Describe the bug
When I call the cudf++ version of apply_boolean_mask on a table with a string column in it, the filtered output of the string column has all of the entries set to valid, even if they should be null. A non-string column in the same table sets it's validity mask correctly.
apply_boolean_mask calls gather under the hood, and if you look at the string implementation of gather it is allocating the validity buffer, but it never populates it.
The detail::gather for strings is not supposed to populate the output bitmask. It is only used here to materialize the data: https://github.com/rapidsai/cudf/blob/branch-0.12/cpp/include/cudf/detail/gather.cuh#L193
The bitmask should be getting populated later here in a code path that is ignorant to whether or not the column is a string column.
https://github.com/rapidsai/cudf/blob/branch-0.12/cpp/include/cudf/detail/gather.cuh#L353
Do you have a test that reproduces this?
I have tried with following test case, and I get proper answer.
TEST_F(ApplyBooleanMask, StringColumnTest1) {
cudf::test::strings_column_wrapper col1{{"This", "is", "the", "a", "k12", "string", "table", "column"}, {0, 1, 0, 1, 1, 0, 1, 0}};
cudf::test::fixed_width_column_wrapper<int32_t> col2{{10, 40, 70, 5, 2, 10, 34, 8}, {1, 1, 0, 1, 1, 0, 1, 1}};
cudf::table_view input {{col1, col2}};
cudf::test::fixed_width_column_wrapper<cudf::experimental::bool8> boolean_mask{{true, true, false, true, false, true, false, true}, {1, 1, 1, 1, 1, 1, 1, 1}};
cudf::test::strings_column_wrapper col1_expected{{"This", "is", "a", "string", "column"}, {0, 1, 1, 0, 0}};
cudf::test::fixed_width_column_wrapper<int32_t> col2_expected{{10, 40, 5, 10, 8}, {1, 1, 1, 0, 1}};
cudf::table_view expected {{col1_expected, col2_expected}};
auto got = cudf::experimental::apply_boolean_mask(input, boolean_mask);
for (int i = 0; i<got->num_columns(); i++){
cudf::test::print(got->view().column(i));
std::cout<<std::endl;
}
cudf::test::expect_tables_equal(expected, got->view());
}
Result:
NULL,is,a,NULL,NULL
10,40,5,NULL,8
@revans2 Can you please try to add this in apply_boolean_mask_tests.cu and let me know if you get same issue or not.
The code I have is in java. The test is very simple. But I'll see if I can come up with a test case to reproduce it in C++.
If possible, please provide java test case that I can run.
The test case is on an internal branch as we try to port the java API over to cudf++, so it is not in a place that you could easily run it right now.
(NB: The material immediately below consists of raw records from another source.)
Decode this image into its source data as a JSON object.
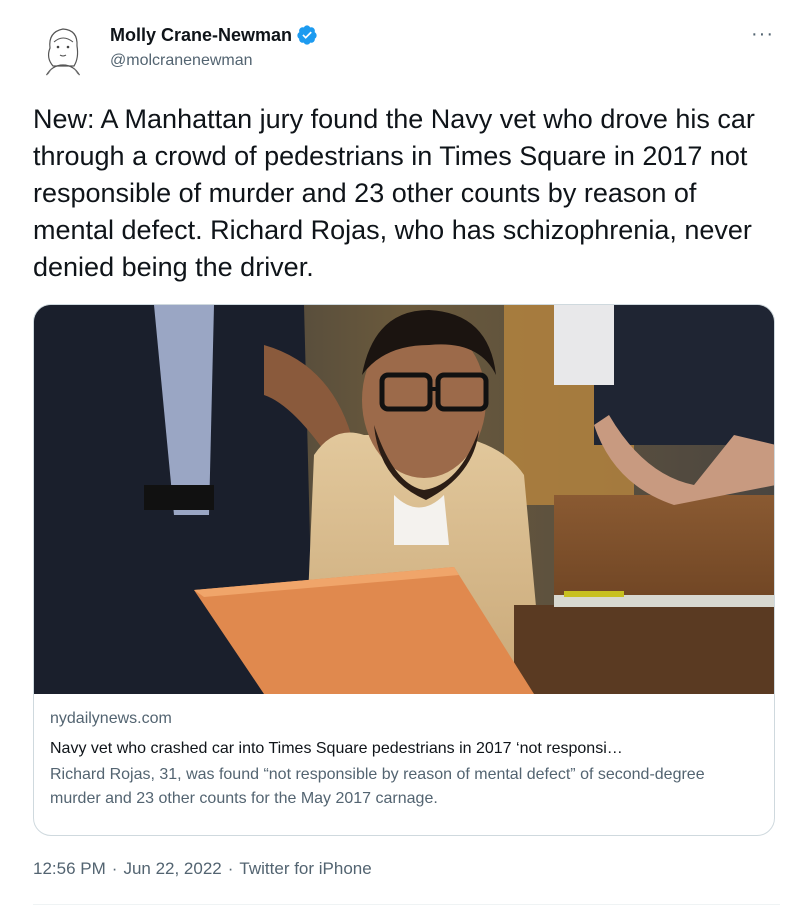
{
  "author": {
    "name": "Molly Crane-Newman",
    "handle": "@molcranenewman",
    "verified": true
  },
  "more_icon": "···",
  "tweet": {
    "text": "New: A Manhattan jury found the Navy vet who drove his car through a crowd of pedestrians in Times Square in 2017 not responsible of murder and 23 other counts by reason of mental defect. Richard Rojas, who has schizophrenia, never denied being the driver."
  },
  "card": {
    "domain": "nydailynews.com",
    "title": "Navy vet who crashed car into Times Square pedestrians in 2017 ‘not responsi…",
    "description": "Richard Rojas, 31, was found “not responsible by reason of mental defect” of second-degree murder and 23 other counts for the May 2017 carnage."
  },
  "footer": {
    "time": "12:56 PM",
    "separator": "·",
    "date": "Jun 22, 2022",
    "source": "Twitter for iPhone"
  },
  "colors": {
    "verified_blue": "#1d9bf0",
    "text_primary": "#0f1419",
    "text_secondary": "#536471",
    "border": "#cfd9de"
  }
}
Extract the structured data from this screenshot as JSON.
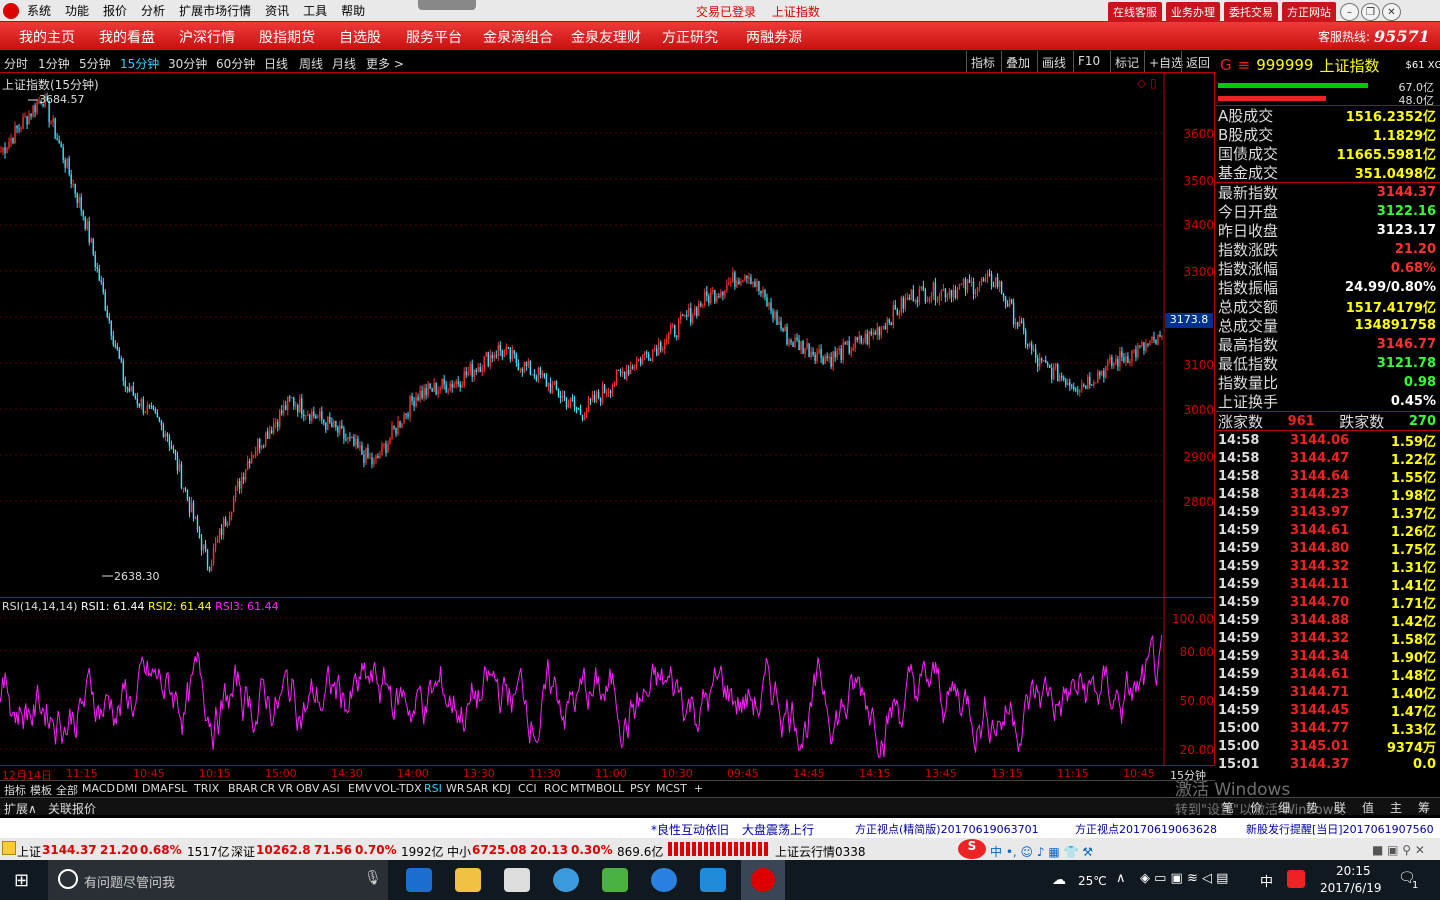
{
  "menubar": {
    "items": [
      "系统",
      "功能",
      "报价",
      "分析",
      "扩展市场行情",
      "资讯",
      "工具",
      "帮助"
    ],
    "status_login": "交易已登录",
    "status_index": "上证指数",
    "buttons": [
      "在线客服",
      "业务办理",
      "委托交易",
      "方正网站"
    ]
  },
  "navbar": {
    "items": [
      "我的主页",
      "我的看盘",
      "沪深行情",
      "股指期货",
      "自选股",
      "服务平台",
      "金泉滴组合",
      "金泉友理财",
      "方正研究",
      "两融券源"
    ],
    "hotline_label": "客服热线:",
    "hotline_number": "95571"
  },
  "periodbar": {
    "periods": [
      "分时",
      "1分钟",
      "5分钟",
      "15分钟",
      "30分钟",
      "60分钟",
      "日线",
      "周线",
      "月线",
      "更多 >"
    ],
    "active": "15分钟",
    "tools": [
      "指标",
      "叠加",
      "画线",
      "F10",
      "标记",
      "+自选",
      "返回"
    ]
  },
  "chart": {
    "title": "上证指数(15分钟)",
    "high_label": "3684.57",
    "low_label": "2638.30",
    "price_ticks": [
      "3600",
      "3500",
      "3400",
      "3300",
      "3200",
      "3100",
      "3000",
      "2900",
      "2800"
    ],
    "current_marker": "3173.8",
    "rsi_title": "RSI(14,14,14)",
    "rsi1": "RSI1: 61.44",
    "rsi2": "RSI2: 61.44",
    "rsi3": "RSI3: 61.44",
    "rsi_ticks": [
      "100.00",
      "80.00",
      "50.00",
      "20.00"
    ],
    "time_labels": [
      "12月14日",
      "11:15",
      "10:45",
      "10:15",
      "15:00",
      "14:30",
      "14:00",
      "13:30",
      "11:30",
      "11:00",
      "10:30",
      "09:45",
      "14:45",
      "14:15",
      "13:45",
      "13:15",
      "11:15",
      "10:45",
      "15分钟"
    ],
    "colors": {
      "up": "#ff3030",
      "down": "#40e0ff",
      "rsi": "#ff20ff"
    }
  },
  "chart_data": [
    {
      "type": "line",
      "title": "上证指数(15分钟)",
      "series": [],
      "x": [
        "12月14日",
        "11:15",
        "10:45",
        "10:15",
        "15:00",
        "14:30",
        "14:00",
        "13:30",
        "11:30",
        "11:00",
        "10:30",
        "09:45",
        "14:45",
        "14:15",
        "13:45",
        "13:15",
        "11:15",
        "10:45"
      ],
      "values": [
        3560,
        3680,
        3420,
        3050,
        2950,
        2660,
        2900,
        3020,
        2960,
        2880,
        3030,
        3060,
        3130,
        3070,
        2990,
        3080,
        3150,
        3240,
        3300,
        3150,
        3110,
        3160,
        3250,
        3260,
        3280,
        3100,
        3050,
        3110,
        3150
      ],
      "ylim": [
        2600,
        3700
      ],
      "annotations": [
        "3684.57",
        "2638.30"
      ]
    },
    {
      "type": "line",
      "title": "RSI(14,14,14)",
      "series": [
        {
          "name": "RSI1",
          "values": [
            61.44
          ]
        },
        {
          "name": "RSI2",
          "values": [
            61.44
          ]
        },
        {
          "name": "RSI3",
          "values": [
            61.44
          ]
        }
      ],
      "ylim": [
        20,
        100
      ]
    }
  ],
  "indicators": [
    "指标",
    "模板",
    "全部",
    "MACD",
    "DMI",
    "DMA",
    "FSL",
    "TRIX",
    "BRAR",
    "CR",
    "VR",
    "OBV",
    "ASI",
    "EMV",
    "VOL-TDX",
    "RSI",
    "WR",
    "SAR",
    "KDJ",
    "CCI",
    "ROC",
    "MTM",
    "BOLL",
    "PSY",
    "MCST",
    "+"
  ],
  "active_indicator": "RSI",
  "extbar": {
    "left": [
      "扩展∧",
      "关联报价"
    ]
  },
  "rpanel": {
    "g_label": "G",
    "code": "999999",
    "name": "上证指数",
    "tag": "$61 XG3",
    "bar1_val": "67.0亿",
    "bar2_val": "48.0亿",
    "volumes": [
      {
        "k": "A股成交",
        "v": "1516.2352亿"
      },
      {
        "k": "B股成交",
        "v": "1.1829亿"
      },
      {
        "k": "国债成交",
        "v": "11665.5981亿"
      },
      {
        "k": "基金成交",
        "v": "351.0498亿"
      }
    ],
    "stats": [
      {
        "k": "最新指数",
        "v": "3144.37",
        "c": "#ff3030"
      },
      {
        "k": "今日开盘",
        "v": "3122.16",
        "c": "#3f3"
      },
      {
        "k": "昨日收盘",
        "v": "3123.17",
        "c": "#fff"
      },
      {
        "k": "指数涨跌",
        "v": "21.20",
        "c": "#ff3030"
      },
      {
        "k": "指数涨幅",
        "v": "0.68%",
        "c": "#ff3030"
      },
      {
        "k": "指数振幅",
        "v": "24.99/0.80%",
        "c": "#fff"
      },
      {
        "k": "总成交额",
        "v": "1517.4179亿",
        "c": "#ff0"
      },
      {
        "k": "总成交量",
        "v": "134891758",
        "c": "#ff0"
      },
      {
        "k": "最高指数",
        "v": "3146.77",
        "c": "#ff3030"
      },
      {
        "k": "最低指数",
        "v": "3121.78",
        "c": "#3f3"
      },
      {
        "k": "指数量比",
        "v": "0.98",
        "c": "#3f3"
      },
      {
        "k": "上证换手",
        "v": "0.45%",
        "c": "#fff"
      }
    ],
    "rise_label": "涨家数",
    "rise_count": "961",
    "fall_label": "跌家数",
    "fall_count": "270",
    "ticks": [
      {
        "t": "14:58",
        "p": "3144.06",
        "q": "1.59亿"
      },
      {
        "t": "14:58",
        "p": "3144.47",
        "q": "1.22亿"
      },
      {
        "t": "14:58",
        "p": "3144.64",
        "q": "1.55亿"
      },
      {
        "t": "14:58",
        "p": "3144.23",
        "q": "1.98亿"
      },
      {
        "t": "14:59",
        "p": "3143.97",
        "q": "1.37亿"
      },
      {
        "t": "14:59",
        "p": "3144.61",
        "q": "1.26亿"
      },
      {
        "t": "14:59",
        "p": "3144.80",
        "q": "1.75亿"
      },
      {
        "t": "14:59",
        "p": "3144.32",
        "q": "1.31亿"
      },
      {
        "t": "14:59",
        "p": "3144.11",
        "q": "1.41亿"
      },
      {
        "t": "14:59",
        "p": "3144.70",
        "q": "1.71亿"
      },
      {
        "t": "14:59",
        "p": "3144.88",
        "q": "1.42亿"
      },
      {
        "t": "14:59",
        "p": "3144.32",
        "q": "1.58亿"
      },
      {
        "t": "14:59",
        "p": "3144.34",
        "q": "1.90亿"
      },
      {
        "t": "14:59",
        "p": "3144.61",
        "q": "1.48亿"
      },
      {
        "t": "14:59",
        "p": "3144.71",
        "q": "1.40亿"
      },
      {
        "t": "14:59",
        "p": "3144.45",
        "q": "1.47亿"
      },
      {
        "t": "15:00",
        "p": "3144.77",
        "q": "1.33亿"
      },
      {
        "t": "15:00",
        "p": "3145.01",
        "q": "9374万"
      },
      {
        "t": "15:01",
        "p": "3144.37",
        "q": "0.0"
      }
    ],
    "tabs": [
      "笔",
      "价",
      "细",
      "势",
      "联",
      "值",
      "主",
      "筹"
    ]
  },
  "watermark": {
    "line1": "激活 Windows",
    "line2": "转到\"设置\"以激活 Windows。"
  },
  "news": [
    "*良性互动依旧",
    "大盘震荡上行",
    "方正视点(精简版)20170619063701",
    "方正视点20170619063628",
    "新股发行提醒[当日]2017061907560"
  ],
  "ticker": {
    "sh_label": "上证",
    "sh_price": "3144.37",
    "sh_chg": "21.20",
    "sh_pct": "0.68%",
    "sh_vol": "1517亿",
    "sz_label": "深证",
    "sz_price": "10262.8",
    "sz_chg": "71.56",
    "sz_pct": "0.70%",
    "sz_vol": "1992亿",
    "zx_label": "中小",
    "zx_price": "6725.08",
    "zx_chg": "20.13",
    "zx_pct": "0.30%",
    "zx_vol": "869.6亿",
    "cloud": "上证云行情0338"
  },
  "taskbar": {
    "search_placeholder": "有问题尽管问我",
    "weather": "25℃",
    "ime": "中",
    "time": "20:15",
    "date": "2017/6/19",
    "notif": "1"
  }
}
I'll take some more time to dig into this because it looks like the C++ unit tests are checking essentially the same thing that the java test is, which makes me think that it is probably a java issue of some sort.
Sorry I started to check my inputs and it looks like we are not setting validity correctly somehow when it is for a String. I am not 100% sure what is happening but it looks to be unrelated to apply_boolean_mask.
Most helpful comment
Sorry I started to check my inputs and it looks like we are not setting validity correctly somehow when it is for a String. I am not 100% sure what is happening but it looks to be unrelated to apply_boolean_mask.